Olivie Lukášová

Personal information
- Date of birth: 23 June 2001 (age 24)
- Place of birth: Czech Republic
- Position: Goalkeeper

Team information
- Current team: Roma
- Number: 1

Senior career*
- Years: Team / Apps / (Gls)
- 0000–2018: Slovácko
- 2018–2024: Slavia
- 2024–: Roma / 0 / (0)

International career^{‡}
- 2017: Czech Republic U17 / 3 / (0)
- 2019–2020: Czech Republic U19 / 7 / (0)
- 2022–: Czech Republic / 20 / (0)

= Olivie Lukášová =

Czech footballer (born 2001)

Olivie Lukášová (/cs/; born 23 June 2001) is a Czech footballer who plays as a goalkeeper for Roma.

==Career==
A native of Vsetín, Czech Republic, Lukášová started her career with Czech side Slovácko.
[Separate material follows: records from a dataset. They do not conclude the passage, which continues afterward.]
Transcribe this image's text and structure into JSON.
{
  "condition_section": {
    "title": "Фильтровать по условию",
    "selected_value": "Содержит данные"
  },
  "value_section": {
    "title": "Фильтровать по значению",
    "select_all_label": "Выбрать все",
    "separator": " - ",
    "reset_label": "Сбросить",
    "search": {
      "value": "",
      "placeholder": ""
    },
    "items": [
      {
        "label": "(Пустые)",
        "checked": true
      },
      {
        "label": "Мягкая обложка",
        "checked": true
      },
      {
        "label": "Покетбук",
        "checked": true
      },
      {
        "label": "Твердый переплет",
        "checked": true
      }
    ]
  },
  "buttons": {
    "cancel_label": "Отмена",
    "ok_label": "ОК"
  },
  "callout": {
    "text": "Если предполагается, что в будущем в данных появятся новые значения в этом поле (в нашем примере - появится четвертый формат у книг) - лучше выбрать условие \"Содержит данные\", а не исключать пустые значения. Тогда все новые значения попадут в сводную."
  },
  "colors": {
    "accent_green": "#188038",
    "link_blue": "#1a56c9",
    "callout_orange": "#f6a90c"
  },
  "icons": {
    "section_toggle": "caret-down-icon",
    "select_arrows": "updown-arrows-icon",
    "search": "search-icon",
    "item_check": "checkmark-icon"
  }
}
In 2018, she signed for Czech side Slavia, where she played in the UEFA Women's Champions League and helped the club win the league title. Six years later, she signed for Italian side Roma.

==Style of play==
Lukášová plays as a goalkeeper. Standing at 1.81m tall, she is known for her height and reflexes.